Noting that the scheme still has a long way to go, Ladele said the association’s recent visit to the House of Representatives, where it was alleged that N351 billion has been misappropriated by Health Management Organisations (HMOs) in 12 years, showed that the needed amount annually for a population of about 170 million people was at least two trillion naira.
He also called on the government to establish a governing council in the National Health Insurance scheme, as well as an ICT platform, if it must curb corruption in the system.
He said corruption is thriving in NHIS because there was no governing council in place to checkmate excesses of those managing the scheme, adding that the establishment of the council, as provided by the Law establishing NHIS, would make it possible for the Executive Secretary of the scheme to be checkmated.
“NHIS Act 35 of 1999 was obsolete and needed reviewing as indicated by the 2004 NHIS amendment Bill which made provision for a Council which is expected to oversee the day-to-day running of the scheme, function as registering HMOs and Healthcare Providers, provide policy guidelines and administration for the scheme, determine after negotiation, capitation and other payments due to healthcare providers by HMOs, among other functions in order to check the excesses of the ES as the sole administrator and sole signatory to the accounts of the scheme.
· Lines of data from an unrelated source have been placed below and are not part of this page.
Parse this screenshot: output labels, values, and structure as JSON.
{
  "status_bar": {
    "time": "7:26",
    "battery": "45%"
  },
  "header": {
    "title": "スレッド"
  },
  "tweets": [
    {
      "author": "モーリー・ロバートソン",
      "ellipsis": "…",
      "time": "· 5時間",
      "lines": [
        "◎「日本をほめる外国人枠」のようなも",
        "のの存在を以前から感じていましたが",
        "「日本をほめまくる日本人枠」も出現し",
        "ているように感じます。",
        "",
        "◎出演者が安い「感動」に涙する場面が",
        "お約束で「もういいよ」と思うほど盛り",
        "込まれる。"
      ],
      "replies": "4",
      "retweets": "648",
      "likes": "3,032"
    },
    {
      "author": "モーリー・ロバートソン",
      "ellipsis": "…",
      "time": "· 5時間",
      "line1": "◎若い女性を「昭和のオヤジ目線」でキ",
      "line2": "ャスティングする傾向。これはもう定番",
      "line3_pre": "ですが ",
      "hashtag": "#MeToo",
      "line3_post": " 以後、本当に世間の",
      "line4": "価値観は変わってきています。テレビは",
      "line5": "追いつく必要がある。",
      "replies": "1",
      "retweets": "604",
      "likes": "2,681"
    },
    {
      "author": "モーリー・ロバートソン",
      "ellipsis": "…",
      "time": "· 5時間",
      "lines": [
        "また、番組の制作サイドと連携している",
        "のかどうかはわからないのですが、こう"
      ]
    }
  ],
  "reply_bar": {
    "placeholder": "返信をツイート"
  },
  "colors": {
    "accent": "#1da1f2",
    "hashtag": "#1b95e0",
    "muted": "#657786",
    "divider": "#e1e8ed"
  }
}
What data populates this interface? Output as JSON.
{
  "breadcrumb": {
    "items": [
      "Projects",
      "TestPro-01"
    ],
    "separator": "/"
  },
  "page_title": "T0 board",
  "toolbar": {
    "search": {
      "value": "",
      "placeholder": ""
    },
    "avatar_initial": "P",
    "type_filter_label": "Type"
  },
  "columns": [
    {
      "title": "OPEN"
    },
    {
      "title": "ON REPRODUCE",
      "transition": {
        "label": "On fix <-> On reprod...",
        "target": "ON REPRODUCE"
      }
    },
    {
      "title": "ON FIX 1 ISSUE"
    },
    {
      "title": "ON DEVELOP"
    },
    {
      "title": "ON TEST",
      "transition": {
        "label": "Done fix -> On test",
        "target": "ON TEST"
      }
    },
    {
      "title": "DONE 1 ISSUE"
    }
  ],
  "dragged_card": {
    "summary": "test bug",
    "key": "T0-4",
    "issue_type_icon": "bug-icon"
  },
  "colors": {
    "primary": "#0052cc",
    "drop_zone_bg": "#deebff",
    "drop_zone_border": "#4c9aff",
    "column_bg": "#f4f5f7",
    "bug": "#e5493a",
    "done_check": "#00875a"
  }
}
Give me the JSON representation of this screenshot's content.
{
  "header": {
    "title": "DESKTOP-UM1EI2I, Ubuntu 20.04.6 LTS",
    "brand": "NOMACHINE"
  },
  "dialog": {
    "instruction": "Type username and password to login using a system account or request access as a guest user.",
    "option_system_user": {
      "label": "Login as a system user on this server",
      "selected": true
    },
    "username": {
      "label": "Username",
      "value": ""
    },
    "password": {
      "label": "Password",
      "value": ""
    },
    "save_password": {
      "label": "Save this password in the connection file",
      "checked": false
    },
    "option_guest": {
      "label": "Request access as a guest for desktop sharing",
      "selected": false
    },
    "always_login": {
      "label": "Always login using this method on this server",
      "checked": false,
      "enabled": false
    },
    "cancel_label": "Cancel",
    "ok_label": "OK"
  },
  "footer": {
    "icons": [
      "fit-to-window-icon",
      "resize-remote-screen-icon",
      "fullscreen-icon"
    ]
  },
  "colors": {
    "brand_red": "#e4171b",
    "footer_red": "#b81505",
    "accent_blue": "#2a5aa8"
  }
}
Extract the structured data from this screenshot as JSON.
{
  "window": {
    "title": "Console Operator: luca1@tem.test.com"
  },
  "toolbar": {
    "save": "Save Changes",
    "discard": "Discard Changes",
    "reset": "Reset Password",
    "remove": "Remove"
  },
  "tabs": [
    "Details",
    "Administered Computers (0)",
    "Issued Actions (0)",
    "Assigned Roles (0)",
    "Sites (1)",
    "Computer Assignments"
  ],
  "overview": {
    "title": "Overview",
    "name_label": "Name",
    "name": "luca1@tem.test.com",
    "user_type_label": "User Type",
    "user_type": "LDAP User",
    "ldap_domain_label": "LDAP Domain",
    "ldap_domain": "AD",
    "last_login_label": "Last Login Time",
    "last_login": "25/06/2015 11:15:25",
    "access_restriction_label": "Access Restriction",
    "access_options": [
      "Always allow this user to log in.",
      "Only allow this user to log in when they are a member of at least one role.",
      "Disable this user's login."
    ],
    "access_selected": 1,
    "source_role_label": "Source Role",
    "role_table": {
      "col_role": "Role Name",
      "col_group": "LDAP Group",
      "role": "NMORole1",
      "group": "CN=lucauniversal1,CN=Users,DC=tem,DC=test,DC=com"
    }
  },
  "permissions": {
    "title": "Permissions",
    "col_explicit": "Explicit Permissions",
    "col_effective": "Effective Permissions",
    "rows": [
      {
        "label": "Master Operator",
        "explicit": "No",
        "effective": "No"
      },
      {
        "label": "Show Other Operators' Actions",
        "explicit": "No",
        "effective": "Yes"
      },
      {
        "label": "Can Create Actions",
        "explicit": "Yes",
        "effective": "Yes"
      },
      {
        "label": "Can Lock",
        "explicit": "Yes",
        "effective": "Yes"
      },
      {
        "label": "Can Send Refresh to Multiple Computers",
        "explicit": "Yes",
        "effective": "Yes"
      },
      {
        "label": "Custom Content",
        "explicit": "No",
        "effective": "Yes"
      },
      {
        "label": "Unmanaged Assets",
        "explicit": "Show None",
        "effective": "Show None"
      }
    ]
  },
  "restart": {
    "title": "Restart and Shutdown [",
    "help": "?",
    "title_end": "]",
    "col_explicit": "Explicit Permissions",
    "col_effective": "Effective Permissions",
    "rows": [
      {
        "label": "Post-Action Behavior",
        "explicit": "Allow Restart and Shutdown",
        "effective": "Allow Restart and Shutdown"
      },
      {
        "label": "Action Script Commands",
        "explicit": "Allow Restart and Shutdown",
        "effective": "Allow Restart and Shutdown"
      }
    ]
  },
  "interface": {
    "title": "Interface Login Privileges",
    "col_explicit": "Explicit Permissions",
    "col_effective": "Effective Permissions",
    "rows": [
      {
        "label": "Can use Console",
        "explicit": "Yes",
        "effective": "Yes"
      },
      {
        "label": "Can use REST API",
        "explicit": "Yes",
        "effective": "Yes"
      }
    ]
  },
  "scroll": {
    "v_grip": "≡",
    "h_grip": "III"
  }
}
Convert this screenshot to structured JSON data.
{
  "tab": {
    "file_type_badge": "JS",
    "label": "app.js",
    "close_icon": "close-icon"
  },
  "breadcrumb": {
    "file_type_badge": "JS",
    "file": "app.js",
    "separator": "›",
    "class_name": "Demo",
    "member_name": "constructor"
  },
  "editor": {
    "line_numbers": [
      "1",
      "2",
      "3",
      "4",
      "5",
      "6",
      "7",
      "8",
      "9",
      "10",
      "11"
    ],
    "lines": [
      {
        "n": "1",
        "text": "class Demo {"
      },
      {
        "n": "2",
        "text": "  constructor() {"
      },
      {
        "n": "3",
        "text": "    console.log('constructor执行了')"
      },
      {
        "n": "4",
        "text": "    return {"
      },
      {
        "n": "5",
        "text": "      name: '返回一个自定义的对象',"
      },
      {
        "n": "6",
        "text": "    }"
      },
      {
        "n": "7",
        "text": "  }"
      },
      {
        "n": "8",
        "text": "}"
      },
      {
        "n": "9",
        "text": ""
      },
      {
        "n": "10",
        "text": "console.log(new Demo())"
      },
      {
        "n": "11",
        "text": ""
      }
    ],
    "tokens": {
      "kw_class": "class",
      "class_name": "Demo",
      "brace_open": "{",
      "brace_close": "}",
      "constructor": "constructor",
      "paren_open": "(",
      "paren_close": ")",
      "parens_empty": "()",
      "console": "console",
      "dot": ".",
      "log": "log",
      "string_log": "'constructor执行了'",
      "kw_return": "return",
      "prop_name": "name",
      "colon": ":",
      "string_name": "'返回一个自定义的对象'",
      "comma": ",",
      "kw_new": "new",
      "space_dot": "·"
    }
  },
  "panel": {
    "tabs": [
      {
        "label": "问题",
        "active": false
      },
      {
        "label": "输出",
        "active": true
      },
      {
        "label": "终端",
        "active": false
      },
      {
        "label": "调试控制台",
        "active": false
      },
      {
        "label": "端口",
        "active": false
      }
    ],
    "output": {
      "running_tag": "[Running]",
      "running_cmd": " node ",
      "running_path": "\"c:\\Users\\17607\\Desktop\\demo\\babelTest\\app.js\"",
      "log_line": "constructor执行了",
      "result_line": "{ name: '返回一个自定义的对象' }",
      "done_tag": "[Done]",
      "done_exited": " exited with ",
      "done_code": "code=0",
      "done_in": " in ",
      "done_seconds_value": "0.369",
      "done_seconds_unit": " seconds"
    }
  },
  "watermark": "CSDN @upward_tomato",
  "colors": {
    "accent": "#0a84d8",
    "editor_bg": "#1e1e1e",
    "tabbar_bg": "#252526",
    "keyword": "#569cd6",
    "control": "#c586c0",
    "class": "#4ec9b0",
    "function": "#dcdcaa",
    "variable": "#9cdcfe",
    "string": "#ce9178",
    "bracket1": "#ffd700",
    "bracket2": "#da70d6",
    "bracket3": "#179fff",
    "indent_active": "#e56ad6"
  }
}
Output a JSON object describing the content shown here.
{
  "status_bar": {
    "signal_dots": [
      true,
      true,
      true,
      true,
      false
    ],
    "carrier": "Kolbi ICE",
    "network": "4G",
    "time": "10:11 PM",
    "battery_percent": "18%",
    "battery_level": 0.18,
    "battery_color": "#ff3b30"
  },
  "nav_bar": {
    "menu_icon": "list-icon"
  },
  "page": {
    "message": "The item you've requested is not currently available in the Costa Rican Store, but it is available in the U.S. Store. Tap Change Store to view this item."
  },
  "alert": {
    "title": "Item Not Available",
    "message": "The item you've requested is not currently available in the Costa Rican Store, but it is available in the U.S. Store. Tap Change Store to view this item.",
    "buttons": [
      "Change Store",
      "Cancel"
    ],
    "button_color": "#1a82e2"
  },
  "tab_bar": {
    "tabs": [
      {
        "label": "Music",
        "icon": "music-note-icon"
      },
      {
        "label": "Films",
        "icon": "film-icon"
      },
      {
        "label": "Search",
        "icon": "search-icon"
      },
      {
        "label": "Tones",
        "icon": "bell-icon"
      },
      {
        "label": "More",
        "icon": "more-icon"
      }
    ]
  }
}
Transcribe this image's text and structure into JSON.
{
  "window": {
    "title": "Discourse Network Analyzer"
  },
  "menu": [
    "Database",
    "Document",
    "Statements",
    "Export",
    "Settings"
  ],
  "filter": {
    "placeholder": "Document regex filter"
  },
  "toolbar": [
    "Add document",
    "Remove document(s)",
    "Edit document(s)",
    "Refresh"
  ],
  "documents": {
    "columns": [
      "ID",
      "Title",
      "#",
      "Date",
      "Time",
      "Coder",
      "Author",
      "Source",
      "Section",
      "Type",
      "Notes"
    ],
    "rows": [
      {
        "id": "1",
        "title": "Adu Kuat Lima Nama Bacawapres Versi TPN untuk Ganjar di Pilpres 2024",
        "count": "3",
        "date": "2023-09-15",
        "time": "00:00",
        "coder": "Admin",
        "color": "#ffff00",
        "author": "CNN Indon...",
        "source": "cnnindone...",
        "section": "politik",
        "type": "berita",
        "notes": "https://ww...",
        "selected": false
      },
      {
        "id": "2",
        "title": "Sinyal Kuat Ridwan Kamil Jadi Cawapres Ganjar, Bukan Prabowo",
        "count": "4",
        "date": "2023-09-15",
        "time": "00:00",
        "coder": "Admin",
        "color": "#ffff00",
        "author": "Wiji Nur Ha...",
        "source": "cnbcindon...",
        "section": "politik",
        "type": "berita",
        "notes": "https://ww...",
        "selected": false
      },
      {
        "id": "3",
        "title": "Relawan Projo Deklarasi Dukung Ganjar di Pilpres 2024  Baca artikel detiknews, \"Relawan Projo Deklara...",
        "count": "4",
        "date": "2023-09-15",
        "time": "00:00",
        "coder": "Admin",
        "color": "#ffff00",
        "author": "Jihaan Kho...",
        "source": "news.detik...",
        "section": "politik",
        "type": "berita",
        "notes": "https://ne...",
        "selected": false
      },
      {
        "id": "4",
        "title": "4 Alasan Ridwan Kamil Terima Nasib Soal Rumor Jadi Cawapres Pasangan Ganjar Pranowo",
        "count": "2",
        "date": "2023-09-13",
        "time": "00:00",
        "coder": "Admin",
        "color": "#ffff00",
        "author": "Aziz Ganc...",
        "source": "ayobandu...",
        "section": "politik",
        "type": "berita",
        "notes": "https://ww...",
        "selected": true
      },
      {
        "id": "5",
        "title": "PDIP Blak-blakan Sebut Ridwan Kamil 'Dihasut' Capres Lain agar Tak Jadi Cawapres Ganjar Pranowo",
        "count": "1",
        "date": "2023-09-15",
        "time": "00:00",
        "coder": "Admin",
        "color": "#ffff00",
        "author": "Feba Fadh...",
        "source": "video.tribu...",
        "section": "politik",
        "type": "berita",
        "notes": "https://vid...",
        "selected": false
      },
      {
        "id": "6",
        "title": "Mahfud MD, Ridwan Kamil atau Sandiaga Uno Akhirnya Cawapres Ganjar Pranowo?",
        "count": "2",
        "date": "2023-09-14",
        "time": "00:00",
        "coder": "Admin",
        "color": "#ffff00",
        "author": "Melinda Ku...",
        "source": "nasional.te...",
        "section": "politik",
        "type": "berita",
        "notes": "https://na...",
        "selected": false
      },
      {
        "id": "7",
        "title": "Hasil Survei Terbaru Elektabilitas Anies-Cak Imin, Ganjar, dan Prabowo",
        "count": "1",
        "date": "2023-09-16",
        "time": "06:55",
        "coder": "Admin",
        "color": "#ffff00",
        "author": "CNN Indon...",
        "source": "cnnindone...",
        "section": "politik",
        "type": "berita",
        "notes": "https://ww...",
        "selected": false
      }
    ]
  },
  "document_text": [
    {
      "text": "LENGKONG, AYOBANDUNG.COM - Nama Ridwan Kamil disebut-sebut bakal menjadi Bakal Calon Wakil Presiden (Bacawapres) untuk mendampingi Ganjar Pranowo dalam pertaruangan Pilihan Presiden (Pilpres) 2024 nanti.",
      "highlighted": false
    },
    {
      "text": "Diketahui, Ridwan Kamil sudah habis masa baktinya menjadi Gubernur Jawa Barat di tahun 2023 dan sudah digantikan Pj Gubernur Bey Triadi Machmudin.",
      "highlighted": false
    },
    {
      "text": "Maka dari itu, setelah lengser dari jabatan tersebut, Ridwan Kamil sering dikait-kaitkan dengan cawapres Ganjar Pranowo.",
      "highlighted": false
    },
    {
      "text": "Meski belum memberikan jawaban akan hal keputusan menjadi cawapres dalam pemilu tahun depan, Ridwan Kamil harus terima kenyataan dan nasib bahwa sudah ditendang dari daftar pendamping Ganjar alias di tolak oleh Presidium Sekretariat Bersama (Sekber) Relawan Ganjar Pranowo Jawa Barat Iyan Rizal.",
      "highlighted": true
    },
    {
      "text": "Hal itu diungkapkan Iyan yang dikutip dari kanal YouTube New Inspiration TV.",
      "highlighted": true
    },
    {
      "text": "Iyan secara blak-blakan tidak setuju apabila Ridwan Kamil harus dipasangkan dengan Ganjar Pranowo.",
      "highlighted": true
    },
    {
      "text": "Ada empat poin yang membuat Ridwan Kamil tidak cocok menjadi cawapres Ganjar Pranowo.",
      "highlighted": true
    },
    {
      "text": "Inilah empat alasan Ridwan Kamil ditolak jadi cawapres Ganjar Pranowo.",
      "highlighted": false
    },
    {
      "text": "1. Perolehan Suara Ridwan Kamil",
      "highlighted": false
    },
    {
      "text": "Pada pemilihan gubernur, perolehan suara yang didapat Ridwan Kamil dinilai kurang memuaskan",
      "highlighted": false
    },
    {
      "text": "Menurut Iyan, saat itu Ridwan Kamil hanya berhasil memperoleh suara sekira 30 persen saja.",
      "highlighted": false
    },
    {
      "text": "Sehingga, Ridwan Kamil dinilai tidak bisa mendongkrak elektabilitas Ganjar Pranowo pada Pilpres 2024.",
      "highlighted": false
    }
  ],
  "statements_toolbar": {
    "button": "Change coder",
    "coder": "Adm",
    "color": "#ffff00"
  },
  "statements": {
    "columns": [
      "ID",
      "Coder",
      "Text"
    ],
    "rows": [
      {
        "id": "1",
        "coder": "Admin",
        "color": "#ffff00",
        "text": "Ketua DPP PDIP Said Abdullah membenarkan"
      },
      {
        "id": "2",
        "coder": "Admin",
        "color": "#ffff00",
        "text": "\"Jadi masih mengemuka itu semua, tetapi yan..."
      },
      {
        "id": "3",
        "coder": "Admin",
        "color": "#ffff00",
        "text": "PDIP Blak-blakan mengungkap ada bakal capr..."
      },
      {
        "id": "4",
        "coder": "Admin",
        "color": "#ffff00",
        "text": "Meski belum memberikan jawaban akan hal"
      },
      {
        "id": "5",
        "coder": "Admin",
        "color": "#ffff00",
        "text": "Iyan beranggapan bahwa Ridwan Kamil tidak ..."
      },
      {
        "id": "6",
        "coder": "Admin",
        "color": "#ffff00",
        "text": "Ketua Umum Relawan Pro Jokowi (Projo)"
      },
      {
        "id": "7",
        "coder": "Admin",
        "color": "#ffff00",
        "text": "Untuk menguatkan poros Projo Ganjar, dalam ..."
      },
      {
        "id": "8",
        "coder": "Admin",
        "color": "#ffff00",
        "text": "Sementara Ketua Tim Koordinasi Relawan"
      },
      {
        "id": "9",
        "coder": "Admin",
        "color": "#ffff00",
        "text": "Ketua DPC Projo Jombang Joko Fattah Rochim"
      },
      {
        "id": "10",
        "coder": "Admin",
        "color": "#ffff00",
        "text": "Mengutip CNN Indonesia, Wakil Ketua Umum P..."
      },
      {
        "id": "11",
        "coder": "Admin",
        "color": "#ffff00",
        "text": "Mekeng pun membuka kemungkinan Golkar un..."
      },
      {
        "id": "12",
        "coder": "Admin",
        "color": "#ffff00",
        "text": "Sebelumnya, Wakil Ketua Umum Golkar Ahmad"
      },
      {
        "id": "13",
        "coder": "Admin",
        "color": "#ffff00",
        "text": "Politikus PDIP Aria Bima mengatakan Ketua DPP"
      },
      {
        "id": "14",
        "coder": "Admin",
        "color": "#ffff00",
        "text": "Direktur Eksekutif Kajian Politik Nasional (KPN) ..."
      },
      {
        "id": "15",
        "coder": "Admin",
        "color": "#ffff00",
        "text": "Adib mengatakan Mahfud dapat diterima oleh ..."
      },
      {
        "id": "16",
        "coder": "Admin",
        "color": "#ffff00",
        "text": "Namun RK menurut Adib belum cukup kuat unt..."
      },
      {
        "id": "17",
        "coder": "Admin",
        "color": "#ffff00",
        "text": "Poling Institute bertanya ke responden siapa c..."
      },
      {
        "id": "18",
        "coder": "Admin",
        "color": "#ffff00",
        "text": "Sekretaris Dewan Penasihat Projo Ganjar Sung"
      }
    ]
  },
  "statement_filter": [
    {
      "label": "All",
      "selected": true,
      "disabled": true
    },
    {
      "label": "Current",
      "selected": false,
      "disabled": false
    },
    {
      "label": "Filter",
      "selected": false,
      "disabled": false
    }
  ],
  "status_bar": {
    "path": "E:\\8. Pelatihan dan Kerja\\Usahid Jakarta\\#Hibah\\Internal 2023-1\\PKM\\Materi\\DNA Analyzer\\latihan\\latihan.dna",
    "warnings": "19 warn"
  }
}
“Unfortunately we are faced with a situation that was not created by Law in which an ES has become the sole authority to determine who is an HMO or Care Provider and even disburses more than what the Law stipulates, simply because of the gaps created by non-existence of a governing council.
“The situation has become an aberration in which even the excesses of some Health Maintenance Organisations (HMOs) could not be punished because there is no collaboration between the Regulator and the HMO Managers,” he said.